Re-naming of a Mountain July 2009
Kath has been lobbying for a name change of the Niggerhead mountain range for 10 years, and finally the quiet voices and persistence of the Elders of the Indigenous Reference Group, formed after the 2003 bush fires, made her dream a reality!
Kath’s first reaction on seeing the sign ‘The Niggerheads’ at the Tawonga huts site on one of our first rides in 1986 was disbelief. It went against the fabric of her being and the values she was bought up with, by the progressive nature of her parents. For years, Kath lamely explained to her riding guests, the history and origin of the name, knowing full well the mountain’s geographic features resembled proud strong indigenous heads, especially when viewed from the West Kiewa River valley and the Fainters, and that the name “Nigger “ is a racist term. Research soon revealed it was time to reconcile and give the mountain a new name. She discovered that over the past 30 years letters were documented with the registrar of place names objecting to the name of Mt Niggerhead dating back to 1977.
Finally in 1999 there was an opportunity for change. There was a new State Government and a political shift towards reconciliation, so Kath embarked upon a lonely campaign for name change. The issue was even discussed in parliament in 2000 and recorded in Hansard.

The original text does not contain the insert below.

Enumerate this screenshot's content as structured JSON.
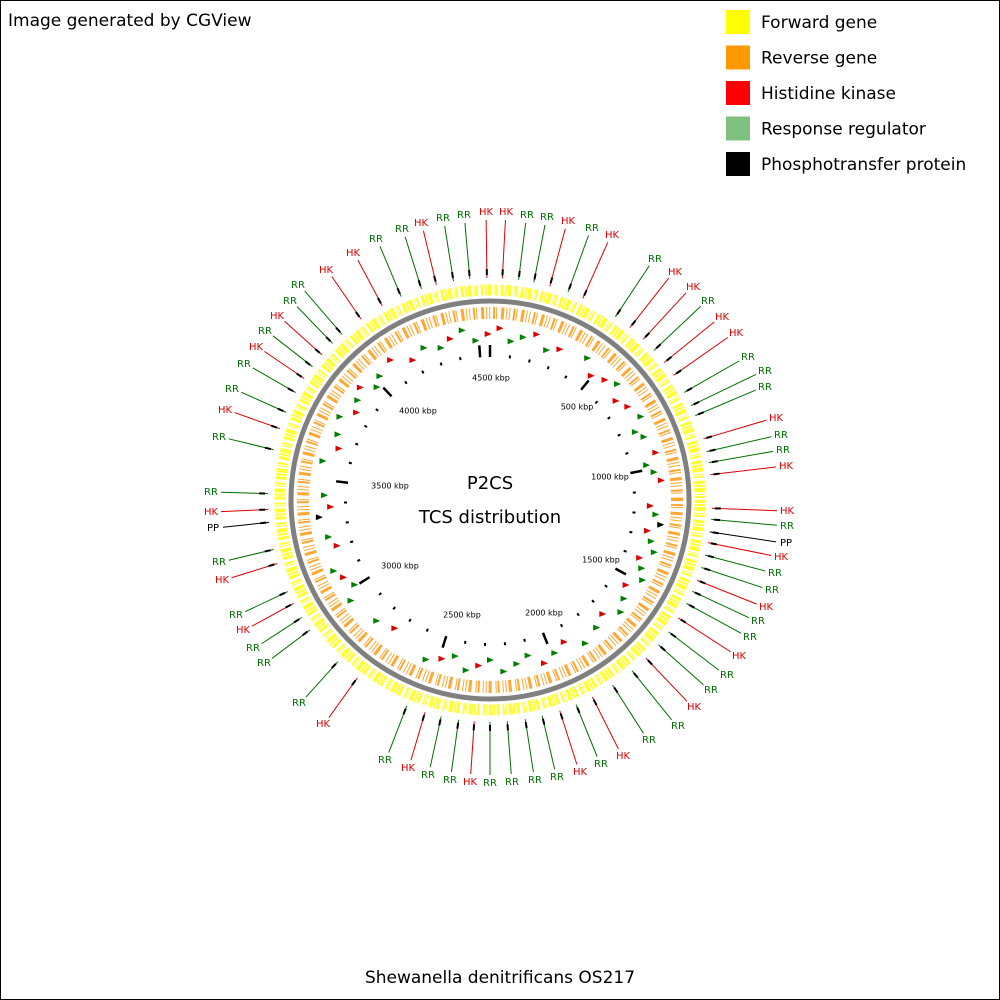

With reference to the historical name (named by stockmen Jim Brown and Jack Wells in 1852) and the mountain’s features, Kath’s first inclination was to suggest the name be changed to “Koori Heads” as suggested in her first correspondence to Mr Parker, the then Registrar. During one of many sleepless nights some weeks later, it occurred to her that the most appropriate name was “Yitmathangs” (sp.), in recognition of the original indigenous inhabitants, and suggested this as documented in another letter to the Registrar of Place Names in 1999. It was her hope that the community would embrace this name and that the heritage and stories of these people not be lost. It proved a difficult and intense campaign and after many letters the idea of renaming the mountain to the Yitmathangs(sp.) seemed unlikely, due to all the negative reactions received. Kath was shocked at the reaction and attitudes of some people in the community! And despite some encouragement, negative feedback is always difficult to handle.
It was quite by accident 8 years later (on National Sorry Day, the apology by the Federal Government) that Kath re-ignited the issue on A.B.C. local radio, and was promptly contacted by the Chief Ranger of the Alpine National Park, to be informed the renaming of the mountain was happening and the chosen name was THE JAITHMATHANG! KATH WAS ECSTATIC!
It was disappointing for Kath to have been side lined by the bureaucracy and not ‘kept in the loop’ but she immediately wrote to the Victorian Alps Indigenous Reference Group (whom, until then, she had no idea existed) and congratulated them for driving this change. Kath is so proud of what she was able to achieve and even though she was not officially recognized by the government for her ideas and drive on this issue, was most definitely embraced and thanked personally by the Elders of the Indigenous Reference group at the re-naming ceremony in November 2008. Kath’s proud to say the story of the Jaithmathang people can now be told openly without prejudice and with integrity that honors their great traditions.